И теперь уже Гум наблюдал это торжество, эту философскую отстраненность, это потворство философскому принципу не вовлеченности; и вот уже она теперь отдалялась, словно кораблик, уходящий в открытое плавание. И этот парадокс так и оставался не разрешенным, на потом.
– Какой же целью? Знаешь, что меня поистине тревожит? Это лишь привычка не замечать очевидное, будто есть некий посыл соблюдать паритет, однако этот конформизм легко стереть теперь. И кто его остановит? Скажи, на милость? Безвольные ужики, греющиеся в лучах собственного никчемного тщеславия за чужими плечами вынесшими мир? Занимающиеся пропагандой гедонистического рабства и ненасилия? Это просто смешно! Эта тупиковая ветвь эволюции домашних книжных червей! Бегущих от жизни за рафинированные жеманные словечки, ты думаешь, его заботит это «домашнее» пчелиное искусство? Ты думаешь, его когда-нибудь могла возбуждать эта витиеватая напускная тщеславная пустота? Нет, отнюдь, Лил! Нет! Это было совсем иное, однако не спасти ее он не мог; пусть бы мир рухнул, руку протянуть больше было некому, и знаешь; наступит время, когда всем Вам придется вступиться за него, и защищать его перед лицом того самого бога, которого Вы так нещадно уничижаете.
Лил вдруг резко повернулась, будто вздрогнув и проснувшись от спячки; и теперь осознав высказанное возмущение, вперила в Гумбольда свой взгляд; пытаясь определить величину сентенции, а он совсем спокойный, слегка осунувшийся и в тоже время величественный, смотрел прямо в ее блестящие глаза, не сдерживая ни той пережитой боли одиночества, узничества, непонятости, отчужденности и презрения. И она вдруг почувствовала всей своей змеиной кожей это безраздельное страдание и унижение, это презрение и обиду на самого себя, за столь незавидное и горестное положение, это все непреложное человеческое и безнадежное; на котором зиждилась эта скала божественного свободного разума; смотреть в лицо смерти, гнева, страха и разочарования, не подавая и признака надежды на спасение, не признавая боли к незавидности этого положения. Она почувствовала все это в одночасье, и теперь уже совершенно не сдерживая слёз, она бросилась к нему на шею:
– Зачем ты такой? – чуть не рыдала она, – почему ты молчал? Скажи, ты же не винишь нас в этом? Гум? Ответь мне по-настоящему?

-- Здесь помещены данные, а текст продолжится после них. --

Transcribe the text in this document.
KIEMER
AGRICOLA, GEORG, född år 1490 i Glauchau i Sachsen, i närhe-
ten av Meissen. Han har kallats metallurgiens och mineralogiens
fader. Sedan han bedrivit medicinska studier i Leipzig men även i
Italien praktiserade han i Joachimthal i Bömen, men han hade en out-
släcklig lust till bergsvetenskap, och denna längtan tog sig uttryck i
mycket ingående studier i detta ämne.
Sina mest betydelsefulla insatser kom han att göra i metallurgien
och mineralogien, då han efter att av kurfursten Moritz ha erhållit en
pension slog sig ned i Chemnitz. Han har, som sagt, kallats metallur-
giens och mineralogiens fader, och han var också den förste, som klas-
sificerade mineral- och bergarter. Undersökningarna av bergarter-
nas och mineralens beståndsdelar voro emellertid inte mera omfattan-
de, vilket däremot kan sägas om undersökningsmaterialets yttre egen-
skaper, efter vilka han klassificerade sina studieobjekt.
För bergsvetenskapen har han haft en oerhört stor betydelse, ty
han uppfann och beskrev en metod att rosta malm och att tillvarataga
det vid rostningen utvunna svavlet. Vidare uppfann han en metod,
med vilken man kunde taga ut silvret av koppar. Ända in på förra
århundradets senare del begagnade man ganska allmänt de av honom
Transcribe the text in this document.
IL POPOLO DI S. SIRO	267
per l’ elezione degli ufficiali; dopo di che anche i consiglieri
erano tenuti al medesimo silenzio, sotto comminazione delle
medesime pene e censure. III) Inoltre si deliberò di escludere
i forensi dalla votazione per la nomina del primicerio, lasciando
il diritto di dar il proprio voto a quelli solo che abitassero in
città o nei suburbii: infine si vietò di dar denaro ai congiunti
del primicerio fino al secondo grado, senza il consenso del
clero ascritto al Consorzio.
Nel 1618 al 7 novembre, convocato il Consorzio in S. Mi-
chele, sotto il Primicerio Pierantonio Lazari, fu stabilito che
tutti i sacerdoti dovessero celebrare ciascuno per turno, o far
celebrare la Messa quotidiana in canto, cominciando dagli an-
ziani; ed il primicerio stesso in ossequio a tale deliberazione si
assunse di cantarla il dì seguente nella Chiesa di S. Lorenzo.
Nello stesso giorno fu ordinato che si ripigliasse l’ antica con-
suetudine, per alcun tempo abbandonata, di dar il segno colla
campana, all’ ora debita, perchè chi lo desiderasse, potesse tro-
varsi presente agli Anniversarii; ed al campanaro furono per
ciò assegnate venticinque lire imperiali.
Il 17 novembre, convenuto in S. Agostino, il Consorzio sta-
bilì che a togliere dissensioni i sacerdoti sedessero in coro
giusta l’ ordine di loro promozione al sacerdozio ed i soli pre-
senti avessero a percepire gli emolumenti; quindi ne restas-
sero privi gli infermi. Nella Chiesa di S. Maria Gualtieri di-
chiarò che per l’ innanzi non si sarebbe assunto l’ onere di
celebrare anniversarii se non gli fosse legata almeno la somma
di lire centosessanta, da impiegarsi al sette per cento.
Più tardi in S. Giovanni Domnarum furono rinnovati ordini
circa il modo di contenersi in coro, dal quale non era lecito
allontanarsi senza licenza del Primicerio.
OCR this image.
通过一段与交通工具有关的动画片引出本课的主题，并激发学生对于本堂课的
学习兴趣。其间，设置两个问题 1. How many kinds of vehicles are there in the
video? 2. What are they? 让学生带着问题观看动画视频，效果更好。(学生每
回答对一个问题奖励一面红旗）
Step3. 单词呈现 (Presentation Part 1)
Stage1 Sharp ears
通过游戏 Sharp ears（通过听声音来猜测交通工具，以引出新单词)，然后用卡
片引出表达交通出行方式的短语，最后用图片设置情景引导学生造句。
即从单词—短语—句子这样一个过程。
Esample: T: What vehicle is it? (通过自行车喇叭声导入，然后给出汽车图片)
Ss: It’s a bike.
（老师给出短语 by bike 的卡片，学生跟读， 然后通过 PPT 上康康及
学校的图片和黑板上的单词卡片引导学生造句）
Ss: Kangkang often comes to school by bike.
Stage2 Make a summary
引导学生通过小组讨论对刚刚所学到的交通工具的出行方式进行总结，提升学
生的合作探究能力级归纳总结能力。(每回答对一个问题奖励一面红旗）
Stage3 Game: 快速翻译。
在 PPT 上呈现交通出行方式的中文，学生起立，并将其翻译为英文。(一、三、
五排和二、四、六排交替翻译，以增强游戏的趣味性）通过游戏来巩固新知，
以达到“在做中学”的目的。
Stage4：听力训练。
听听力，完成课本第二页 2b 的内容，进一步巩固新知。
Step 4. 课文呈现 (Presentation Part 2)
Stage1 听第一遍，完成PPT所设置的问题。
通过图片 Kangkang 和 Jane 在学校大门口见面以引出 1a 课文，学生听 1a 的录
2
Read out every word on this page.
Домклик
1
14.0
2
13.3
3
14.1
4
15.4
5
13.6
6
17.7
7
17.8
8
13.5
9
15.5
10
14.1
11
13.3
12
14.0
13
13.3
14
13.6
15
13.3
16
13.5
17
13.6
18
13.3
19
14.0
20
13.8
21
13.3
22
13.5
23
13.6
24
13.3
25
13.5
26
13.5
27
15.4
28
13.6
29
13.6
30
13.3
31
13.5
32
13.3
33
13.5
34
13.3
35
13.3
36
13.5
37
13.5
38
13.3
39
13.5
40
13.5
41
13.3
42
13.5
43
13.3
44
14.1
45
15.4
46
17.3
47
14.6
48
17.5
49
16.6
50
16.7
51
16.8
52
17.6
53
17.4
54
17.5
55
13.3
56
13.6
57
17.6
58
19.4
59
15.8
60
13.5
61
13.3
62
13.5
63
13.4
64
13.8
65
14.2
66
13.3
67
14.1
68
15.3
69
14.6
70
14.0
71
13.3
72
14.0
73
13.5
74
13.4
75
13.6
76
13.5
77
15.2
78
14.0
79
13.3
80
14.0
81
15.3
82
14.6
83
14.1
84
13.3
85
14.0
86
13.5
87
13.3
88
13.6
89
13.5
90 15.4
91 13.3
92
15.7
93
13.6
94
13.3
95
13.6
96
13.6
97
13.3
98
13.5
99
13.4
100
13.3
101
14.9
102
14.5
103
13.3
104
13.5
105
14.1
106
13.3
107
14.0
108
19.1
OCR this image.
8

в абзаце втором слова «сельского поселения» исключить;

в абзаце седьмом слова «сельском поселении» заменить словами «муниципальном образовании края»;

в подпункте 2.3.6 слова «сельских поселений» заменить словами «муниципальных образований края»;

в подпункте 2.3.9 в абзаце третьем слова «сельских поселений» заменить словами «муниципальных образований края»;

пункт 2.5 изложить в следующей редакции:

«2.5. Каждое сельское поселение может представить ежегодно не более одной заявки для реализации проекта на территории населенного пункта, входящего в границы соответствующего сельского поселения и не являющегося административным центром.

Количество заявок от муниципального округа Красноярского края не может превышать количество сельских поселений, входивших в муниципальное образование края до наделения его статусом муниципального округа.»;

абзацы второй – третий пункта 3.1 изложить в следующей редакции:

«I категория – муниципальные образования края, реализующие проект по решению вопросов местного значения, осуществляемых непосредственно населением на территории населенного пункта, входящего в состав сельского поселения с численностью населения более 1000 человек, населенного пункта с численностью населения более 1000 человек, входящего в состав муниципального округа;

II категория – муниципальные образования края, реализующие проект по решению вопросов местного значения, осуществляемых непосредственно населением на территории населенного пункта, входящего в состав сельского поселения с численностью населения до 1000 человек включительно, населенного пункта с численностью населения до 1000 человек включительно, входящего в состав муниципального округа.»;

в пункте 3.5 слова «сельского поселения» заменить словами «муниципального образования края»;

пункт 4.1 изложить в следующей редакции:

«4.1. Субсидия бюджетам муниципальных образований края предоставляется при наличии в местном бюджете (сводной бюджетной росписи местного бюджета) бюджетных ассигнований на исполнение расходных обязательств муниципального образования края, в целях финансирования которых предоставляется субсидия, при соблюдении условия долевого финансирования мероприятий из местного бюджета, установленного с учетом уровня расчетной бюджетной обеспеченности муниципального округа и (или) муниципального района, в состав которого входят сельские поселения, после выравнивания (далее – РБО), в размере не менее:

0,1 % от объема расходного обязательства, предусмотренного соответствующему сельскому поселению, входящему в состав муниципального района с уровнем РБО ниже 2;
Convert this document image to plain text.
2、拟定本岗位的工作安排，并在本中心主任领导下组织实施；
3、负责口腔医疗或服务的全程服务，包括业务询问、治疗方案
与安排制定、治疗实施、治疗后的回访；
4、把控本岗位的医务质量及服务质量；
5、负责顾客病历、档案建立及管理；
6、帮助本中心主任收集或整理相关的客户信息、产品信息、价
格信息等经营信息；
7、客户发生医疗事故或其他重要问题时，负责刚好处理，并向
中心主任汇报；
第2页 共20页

Скажи хоть раз правду? Я прошу тебя, Гум?! – она обвила его шею руками, прижимаясь мокрой щекой к его лицу, по нему текли слезы, и она казалась безутешной теперь как дитя.
– Нет, не виню, тебя ни в чем не виню, у тебя совершенно иное амплуа, Лил?!
– Правда? Я уже не знаю, чего от тебя ждать; никто не знает.
– Однако, судя по всему, все чего-то упорно ждут. Лил уже успокоилась слегка и пришла в себя и он взял её запястья снизу, бережно и тонко будто две лодочки причалили и уткнулись в песчаное дно его ладоней; ее увлажнившиеся глаза блестели как маслины, и ныряли как два лягушонка в блюде слез, и Гум впитывал каждый ее вздох, каждый жест, и ловил каждый ее взгляд, ее напряжение будто расплескалось и вышло из берегов, руки были спокойны и расслаблены, словно две лодочки покачивающиеся на воздушных перинах, и он кутал их в невидимые шали, овевал заботой и нежностью, забывая о том, что уже говорил, к чему подводил, и даже не помнил смысл всего сказанного, будто единственной целью его было укрыть, сберечь эти руки, будто все развернувшееся действо вело лишь к этому незримому единственному возможному финалу. И Лил почувствовала, эту неиссякаемую, неприкрытую нежность, почувствовала вдруг эту безраздельную власть над ним, ощутила этот мягкий животный магнетизм и заботу. И эта уверенность и сила передались ей, она приблизилась к его носу и поцеловала его, потом несколько неуверенно и неловко коснулась его губ языком, вызывая на ответную реакцию и слилась в ту же секунду в долгом томительном и влажном поцелуе.